Rastlantısal imgeler üzerine geliştirilmiş
Sergide yer alan çalışmaların ana teması, Gediz’in bir sanatçı olarak kendi "habitat"ında üretirken karşısına çıkan sembolik ya da rastlantısal imgeler üzerine geliştirilmiş. Sanatçının dünyasına açılan minik kapılar olarak niteleyebileceğim işler, izleyicinin bu mahremiyetle bağ kurmasını bekliyor. Resim dilinin temsilcisi tuvallerine, hazır nesnelerle yaratılmış heykelsi çalışmalar eşlik ediyor. Tüm bunlar bir araya geldiğinde, Gediz’in ipuçlarını verdiği durum ve olayların öznelden kopup nesnel algıya geçişine tanıklık ediyoruz. Sergide beni en çok heyecanlandıran çalışmalardan biri, "Bugün de Yaşıyorum" oldu. Cengiz Çekil’in sayfalarına bu mührü bastığı güncesine atıfta bulunan Gediz, ustasından aldığı anahtarla yeni bir odanın kilidini açmış. Leylâ Gediz’in iç dünyasına adım atmak için bu sergiden daha etkileyici bir deneyim olamaz, 2 Nisan’a kadar mutlaka ziyaret edin.
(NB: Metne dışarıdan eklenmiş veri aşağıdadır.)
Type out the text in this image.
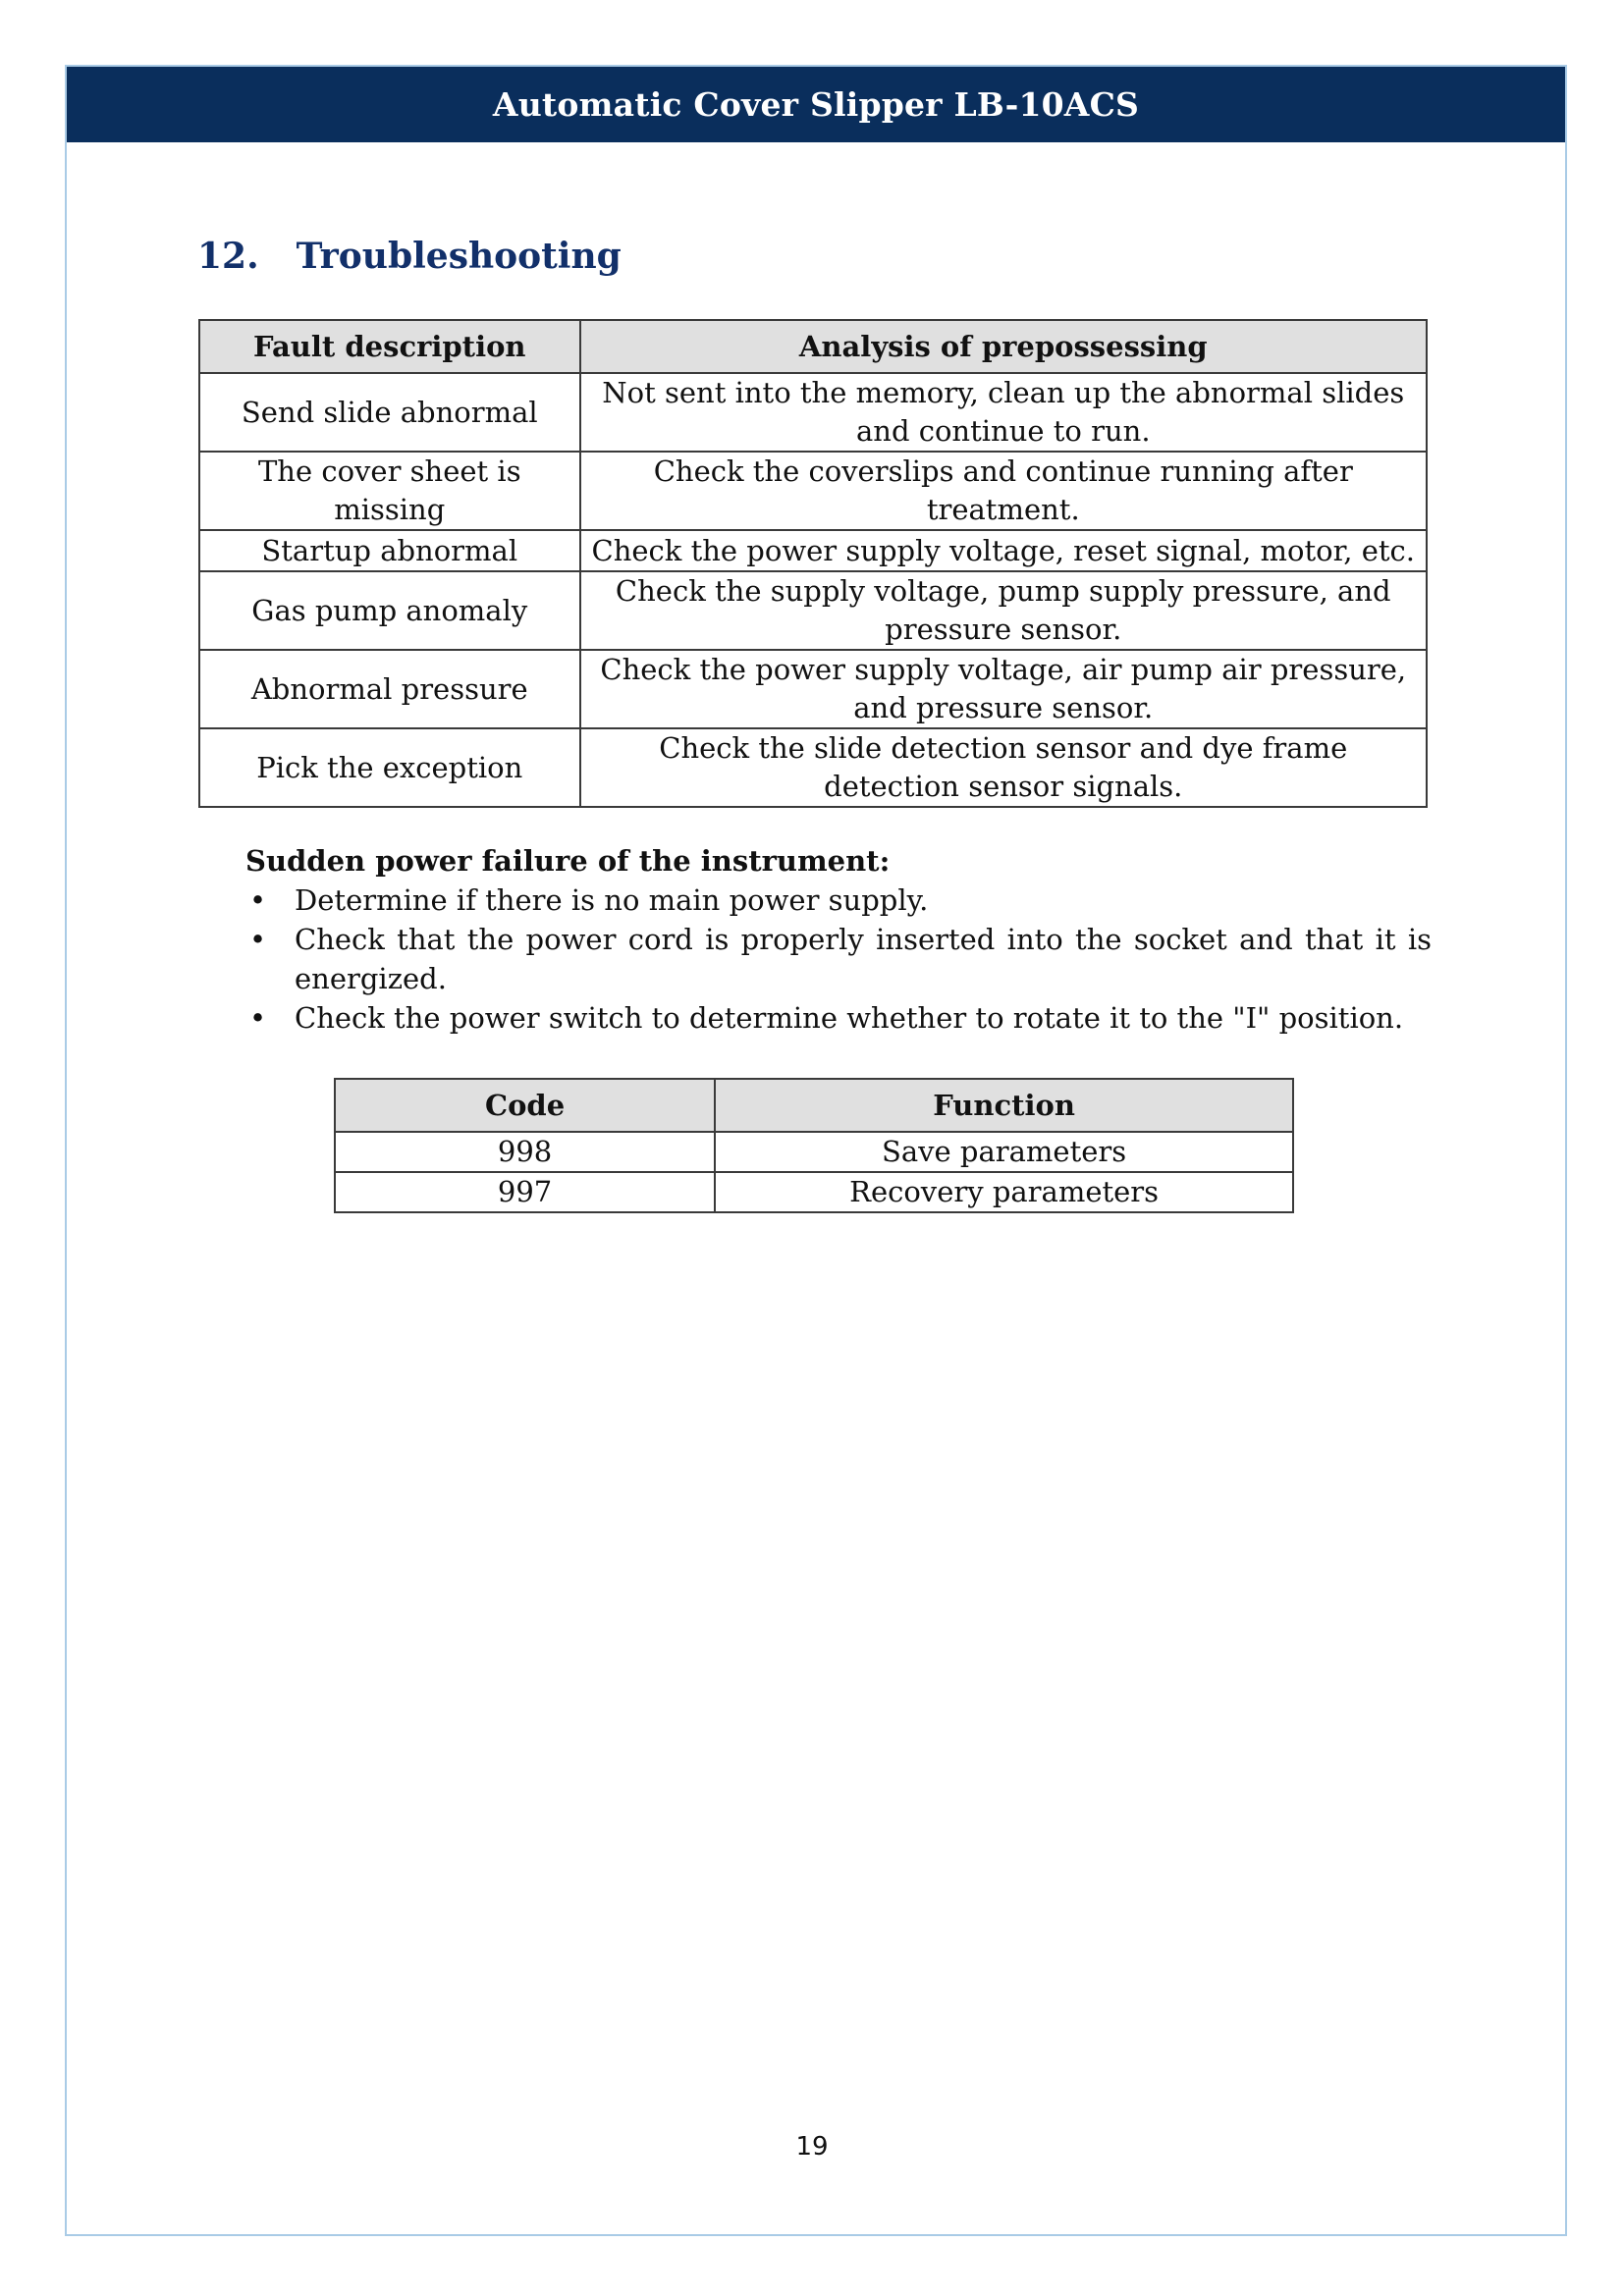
Automatic Cover Slipper LB-10ACS
12. Troubleshooting
Fault description	Analysis of prepossessing
Send slide abnormal	Not sent into the memory, clean up the abnormal slides and continue to run.
The cover sheet is missing	Check the coverslips and continue running after treatment.
Startup abnormal	Check the power supply voltage, reset signal, motor, etc.
Gas pump anomaly	Check the supply voltage, pump supply pressure, and pressure sensor.
Abnormal pressure	Check the power supply voltage, air pump air pressure, and pressure sensor.
Pick the exception	Check the slide detection sensor and dye frame detection sensor signals.
Sudden power failure of the instrument:
• Determine if there is no main power supply.
• Check that the power cord is properly inserted into the socket and that it is energized.
• Check the power switch to determine whether to rotate it to the "I" position.
Code	Function
998	Save parameters
997	Recovery parameters
19
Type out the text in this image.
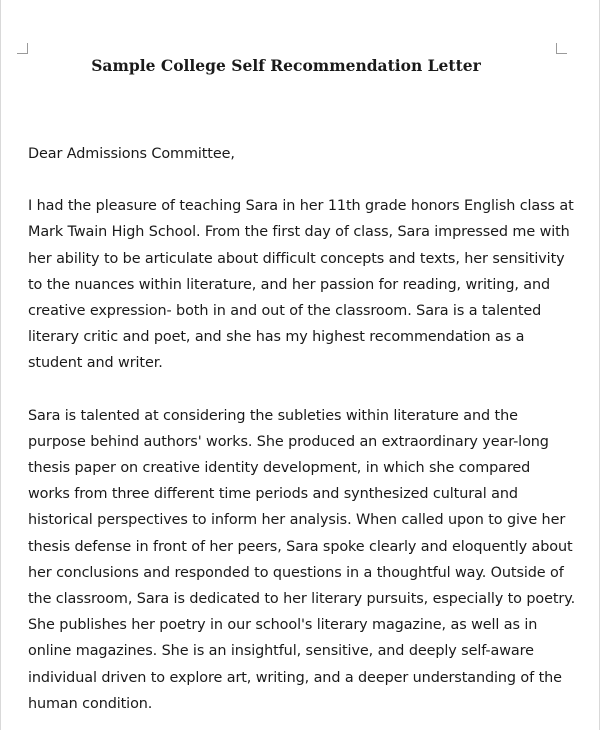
Sample College Self Recommendation Letter

Dear Admissions Committee,

I had the pleasure of teaching Sara in her 11th grade honors English class at Mark Twain High School. From the first day of class, Sara impressed me with her ability to be articulate about difficult concepts and texts, her sensitivity to the nuances within literature, and her passion for reading, writing, and creative expression- both in and out of the classroom. Sara is a talented literary critic and poet, and she has my highest recommendation as a student and writer.

Sara is talented at considering the subleties within literature and the purpose behind authors' works. She produced an extraordinary year-long thesis paper on creative identity development, in which she compared works from three different time periods and synthesized cultural and historical perspectives to inform her analysis. When called upon to give her thesis defense in front of her peers, Sara spoke clearly and eloquently about her conclusions and responded to questions in a thoughtful way. Outside of the classroom, Sara is dedicated to her literary pursuits, especially to poetry. She publishes her poetry in our school's literary magazine, as well as in online magazines. She is an insightful, sensitive, and deeply self-aware individual driven to explore art, writing, and a deeper understanding of the human condition.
Zenginlerin fotoğrafları portre olursa
Hemen yakınlardaki Plato Sanat’ta ise Türkiye’deki kavramsal sanat üretiminin en güncel ve kayda değer örneklerini izleyebileceğiniz karma sergi, "Kavramın Güzelliği" devam ediyor. Sanat eserinde zihinsel alt yapıyı, formal özelliklerin ötesine konumlandıran konseptüalizme dair bakış açılarını bir arada bulabileceğiniz sergide, Burak Arıkan, Elçin Ekinci, Özlem Günyol & Mustafa Kunt, Yasemin Özcan, Sümer S ayın, Tayfun Serttaş, Eda Soylu ve Cemre Yeşil gibi farklı kuşaktan benim de severek izlediğim sanatçıların işleri yer alıyor. Fikrin sunumu üzerine kafa yormuş bu sanatçılar, özellikle araştırmaya dayalı üretimin önemini vurguluyor. Akademik ve bilimsel analiz yöntemlerine benzeyen yaklaşımların sanat pratiğinde kendine yer bulduğu sergide, küratöryal çalışmanın Marcus Graf imzası taşıdığı elbette belli oluyor. Serginin bana göre öne çıkan çalışmalarından biri, Özlem Günyol & Mustafa Kunt ’un, Forbes dergisinde her yıl yayınlanan en zengin 100 kişi listesindeki kişilerin fotoğraflarını küçülterek ortaya çıkardıkları portre işi. Hem tanıdık bir görsel estetiğin yeniden yorumunu yapan hem de söz konusu kişileri kimliksizleştiren ikili, serginin temasına derinlik kazandırmış. Burak Arıkan’ın türevlerini yaptığı Network serisinden "Sanatçı Koleksiyoncu Ağı" işi de benim sergideki favorilerimden. Listenize bu harika sergiyi de almanızı öneririm, 16 Nisan’a kadar vaktiniz var.